Four prisoners are lined up in a row. A wall separates the last prisoner from the first three, so that the fourth prisoner cannot see the others, and the first three prisoners can only see forward. The prisoners know that each of them is wearing either a black or white hat, and that there are two hats of each color.
The prisoners can only make one guess about the color of their own hats. If they guess correctly, they will all go free. If anyone guesses wrong, they will all remain in prison.
Starting from the back, each prisoner in turn (from fourth to first) is asked if they know the color of their hat. Only one of them says, "Yes." Which prisoner speaks, and what color is their hat?
Previous iteration: #756004 (several correct answers in the thread)
I remember this one from a while ago.
Two speaks and declares he’s wearing the opposite of what he sees in front?
Prisoner 2 speaks, because he knows his hat is the opposite color of Prisoner 1's hat?
You're either incredibly early or incredibly late. Either way I'm too exhausted to think, or really read so my guess is yellow.
I'm a bit confused. Is my descripction below accurate?

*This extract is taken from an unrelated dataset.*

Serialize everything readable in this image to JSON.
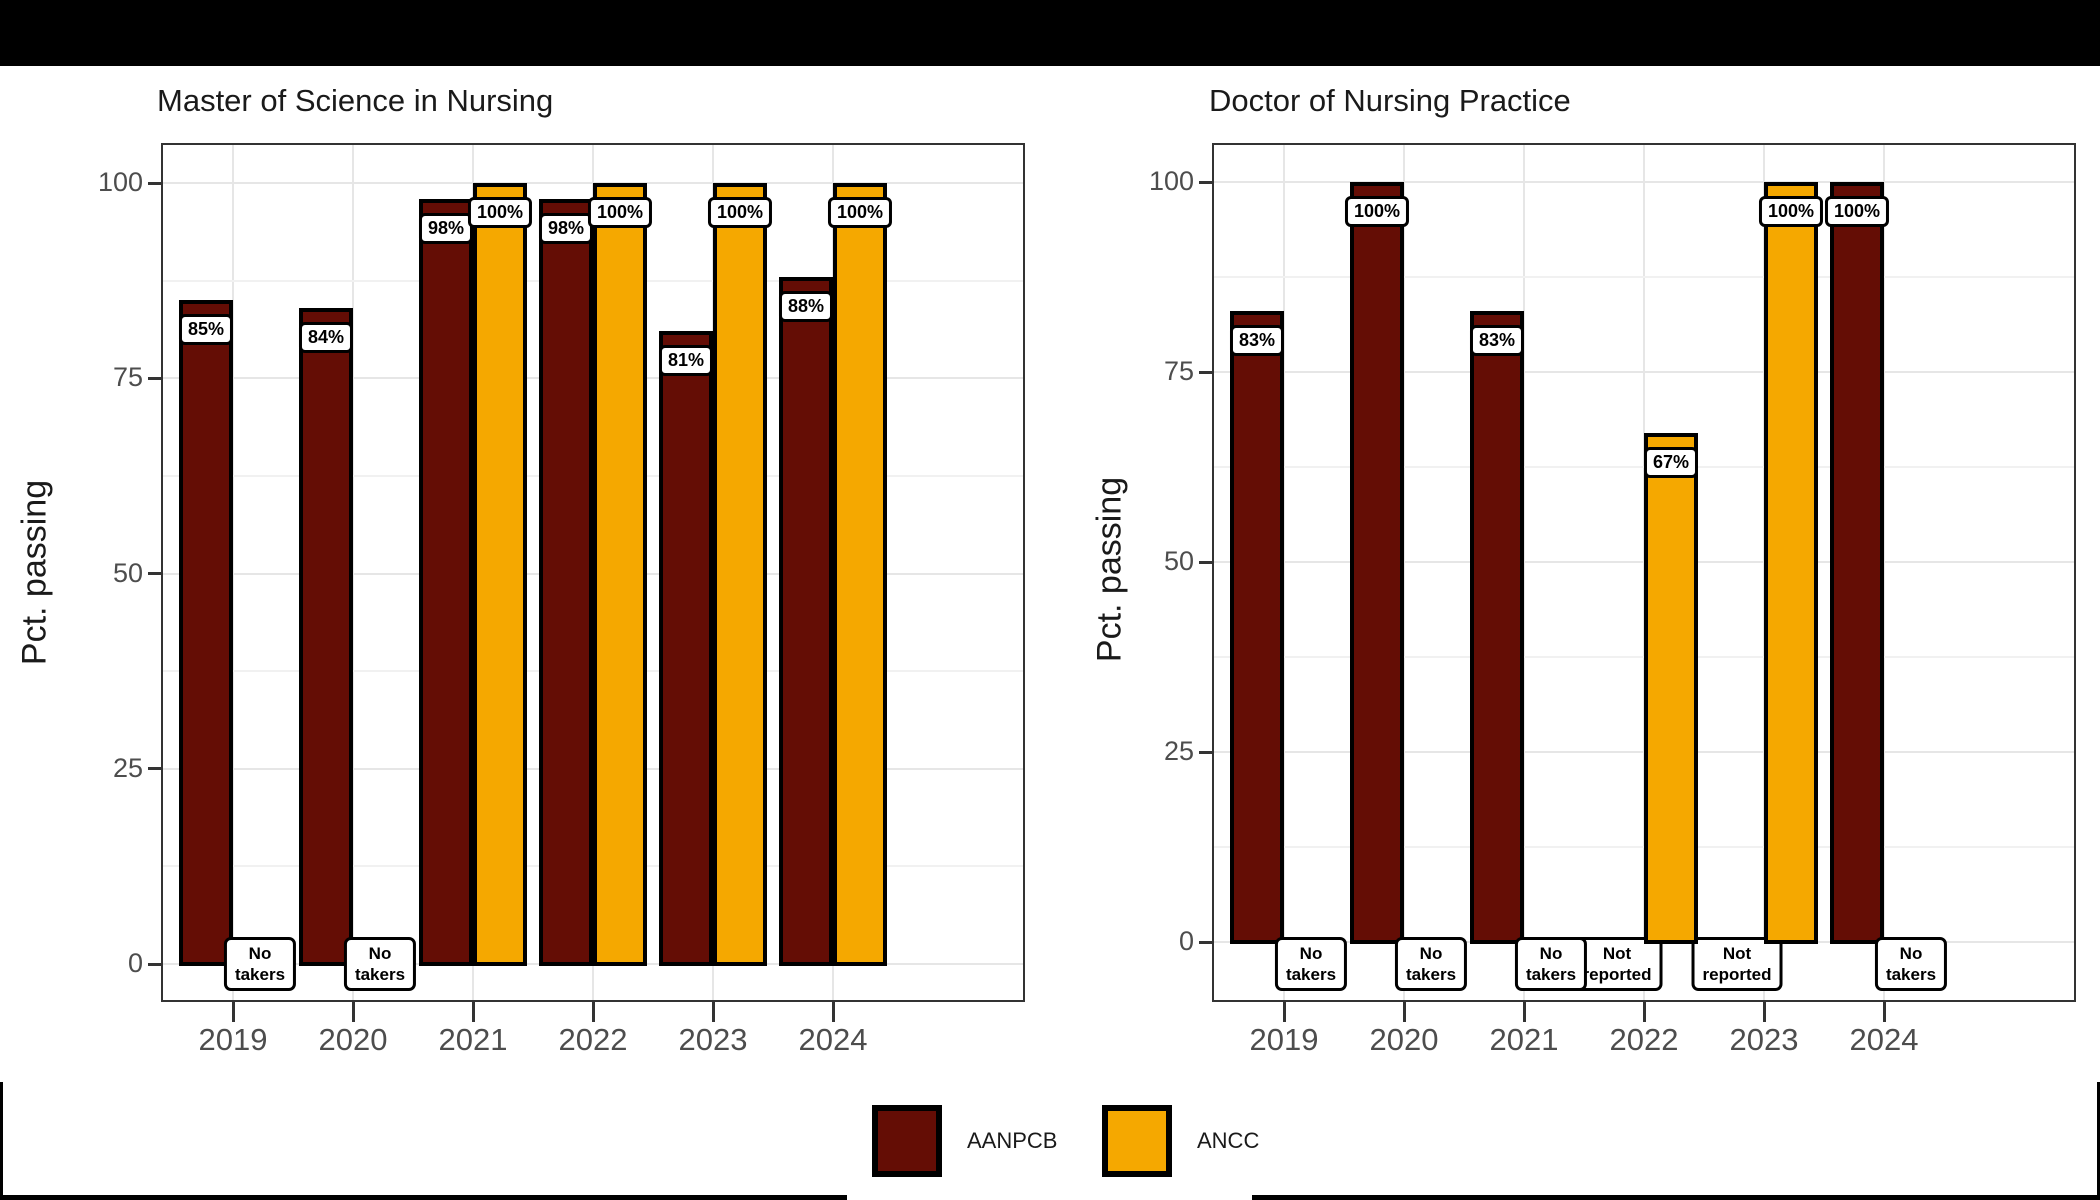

Prisoner 4 cannot see anyone
Prisoner 3 can see prisoners 2 and 1
Prisoner 2 can see Prisoner 1
Prisoner 1 cannot see anyone
The order in which they are asked is: 4, 3, 2, 1
Yes, this description is accurate.
Logic:
Nice puzzle, let me think on it.
Of course, they can’t take there hats off and look, right? :)
Nope, they can't.
Well, you are a sovereign individual, who am I to say if the prisoners are allowed to take off their hats in your imagination?~~
Lovin’ it!! My imagination rules!!